Excluded women

Inequality between men and women

Inequality between men and women is a reality of life around the world today. What is more, in many places, this inequality is further aggravated by poverty, violence and even slavery.

The data below corroborates this state of affairs

  • Women make up 60% of the poorest people on the planet.
  • Two thirds of illiterate people are women. In India alone there are more than 245 million women who cannot read or write.
  • Just one in three women in rural areas receive medical care during pregnancy.
  • Girls drop out of education earlier, in both primary and secondary school, and the dropout rate increases with age.
  • Women have limited access to public and political life. It is still a challenge for their voices to be heard and taken into account.
  • Most women have a triple working day: working outside of the home, working in the home and caring for other people.
  • Women are relegated to vulnerable types of employment, the majority of which are informal jobs with the associated lack of benefits and job security.
"Violence against women is perhaps the most shameful human rights violation, and it is perhaps the most pervasive. It knows no boundaries of geography, culture or wealth. As long as it continues, we cannot claim to be making real progress towards equality, development and peace."

Kofi Annan

Your donations provide hope to many people

We promote equality

ALBOAN supports women from rural, urban, marginalised, indigenous and refugee communities in Africa, Latin America and India. Some examples of our work:


In Africa

ALBOAN works in the Democratic Republic of the Congo to support the work of the Jesuit Refugee Service – Great Lakes (JRS) and Synergie des Femmes, organisations that support female victims of violence linked to conflict in the region, by:

  • Training women in skills that enable them to participate actively in decision-making processes, strengthening their leadership to defend their needs and interests along with those of their communities.
  • Creating women's shelters, where they can receive medical attention, psycho-social support, group therapy, temporary accommodation and have the chance to learn a trade that enables them to achieve financial independence.
  • Running literacy courses, professional training (dressmaking and tailoring, basketwork, carpentry, hairdressing) and awareness training for them to understand and defend their rights.

In Latin America

ALBOAN works in countries such as Guatemala and Colombia, together with local organisations including Puente de Paz and the Jesuit Refugee Service, collaborating to defend and respect women's rights by:

  • Providing psychological support for victims of violence.
  • Educating women about their rights and promoting social participation and organisation.
  • Creating small family businesses and cooperatives.

In India

ALBOAN works in the states of Gujarat and Tamil Nadu with women who face discrimination: because they are women, because they are poor, because they are indigenous and even because they are widows.
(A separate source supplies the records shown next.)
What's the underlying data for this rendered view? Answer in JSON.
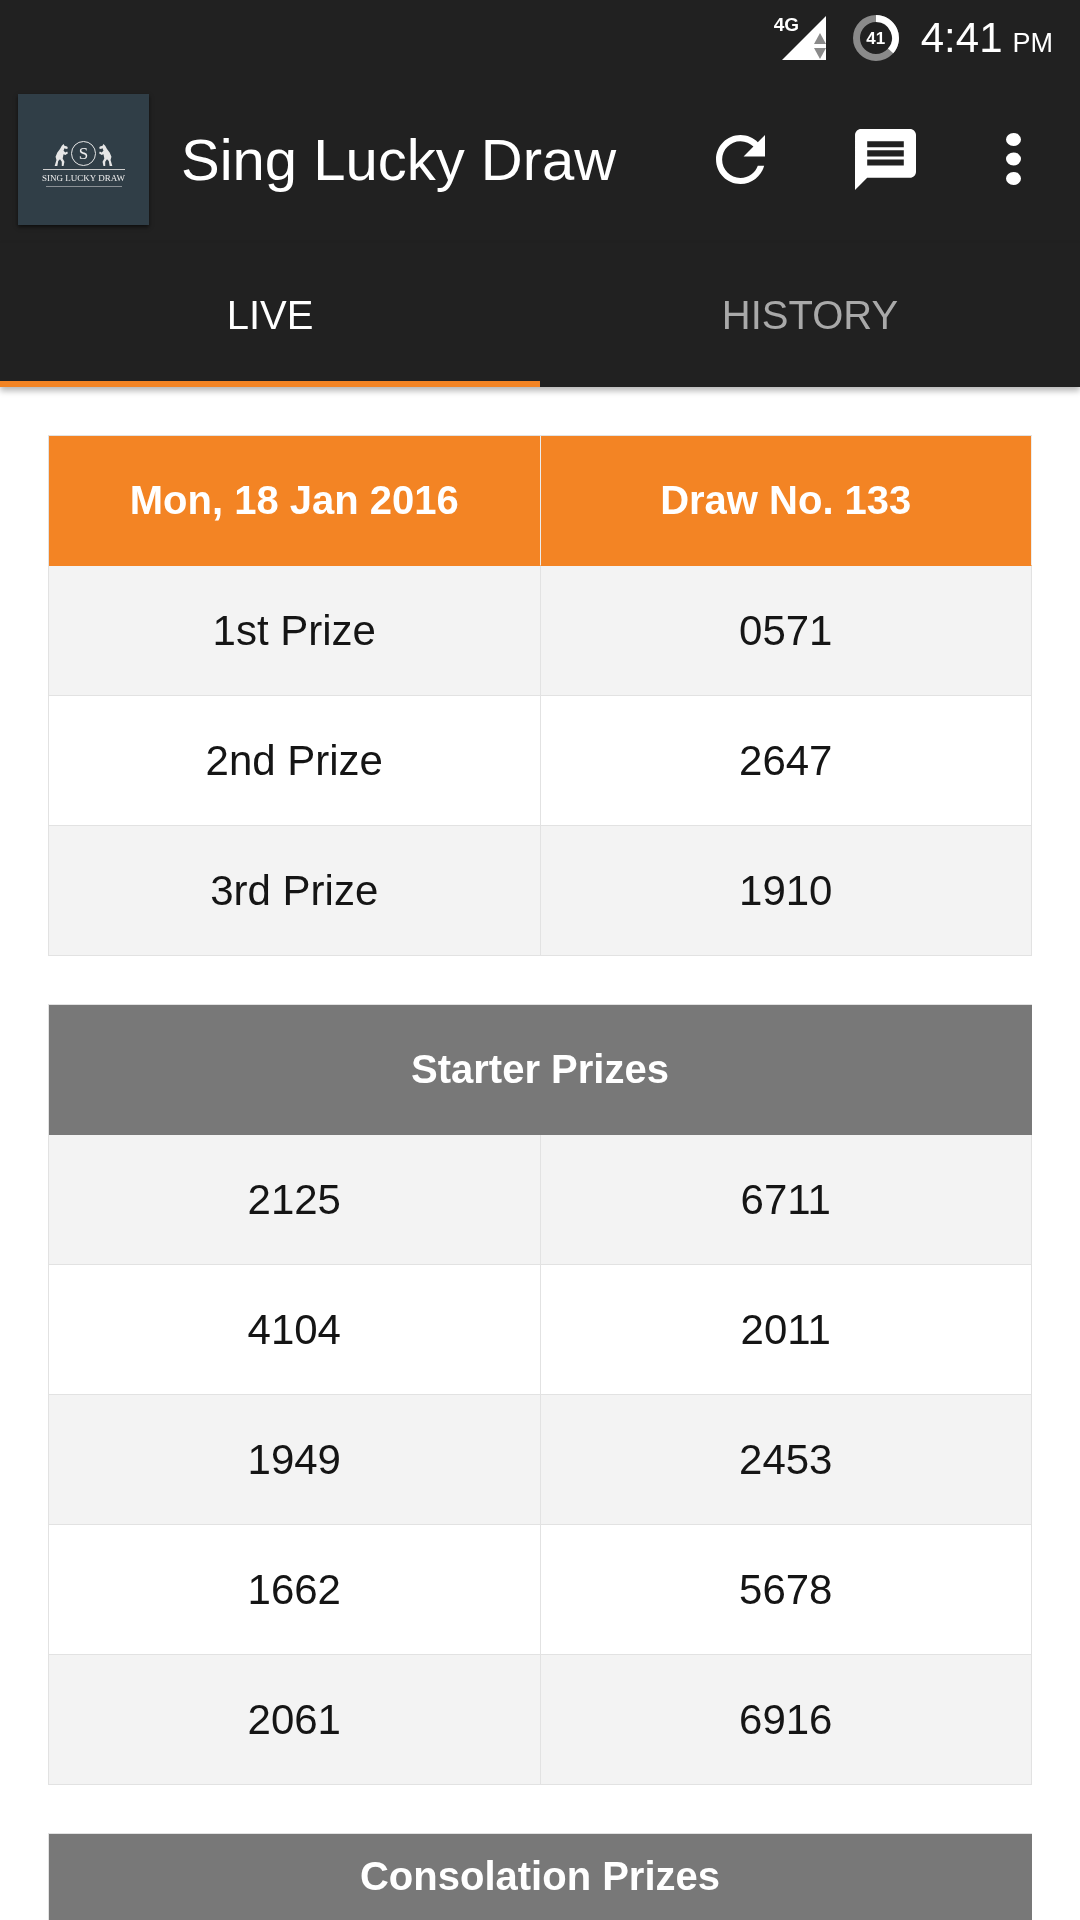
{
  "status_bar": {
    "network": "4G",
    "battery": "41",
    "time": "4:41",
    "period": "PM"
  },
  "app_bar": {
    "logo": {
      "monogram": "S",
      "wordmark": "SING LUCKY DRAW"
    },
    "title": "Sing Lucky Draw",
    "actions": [
      {
        "kind": "refresh"
      },
      {
        "kind": "message"
      },
      {
        "kind": "more"
      }
    ]
  },
  "tabs": [
    {
      "label": "LIVE",
      "selected": true
    },
    {
      "label": "HISTORY",
      "selected": false
    }
  ],
  "draw_result": {
    "date": "Mon, 18 Jan 2016",
    "draw_number": "Draw No. 133",
    "prizes": [
      {
        "label": "1st Prize",
        "number": "0571"
      },
      {
        "label": "2nd Prize",
        "number": "2647"
      },
      {
        "label": "3rd Prize",
        "number": "1910"
      }
    ]
  },
  "sections": [
    {
      "title": "Starter Prizes",
      "rows": [
        [
          "2125",
          "6711"
        ],
        [
          "4104",
          "2011"
        ],
        [
          "1949",
          "2453"
        ],
        [
          "1662",
          "5678"
        ],
        [
          "2061",
          "6916"
        ]
      ]
    },
    {
      "title": "Consolation Prizes"
    }
  ]
}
ALBOAN promotes gender equality and women's right to development through projects that work toward:

  • Access to quality education for women and girls.
  • Access for women to professional training that improves their possibilities of employment.
  • Increasing women's income by creating small businesses and cooperatives.
  • Public recognition of women's central role in development and social change.
  • Fighting to end violence against women.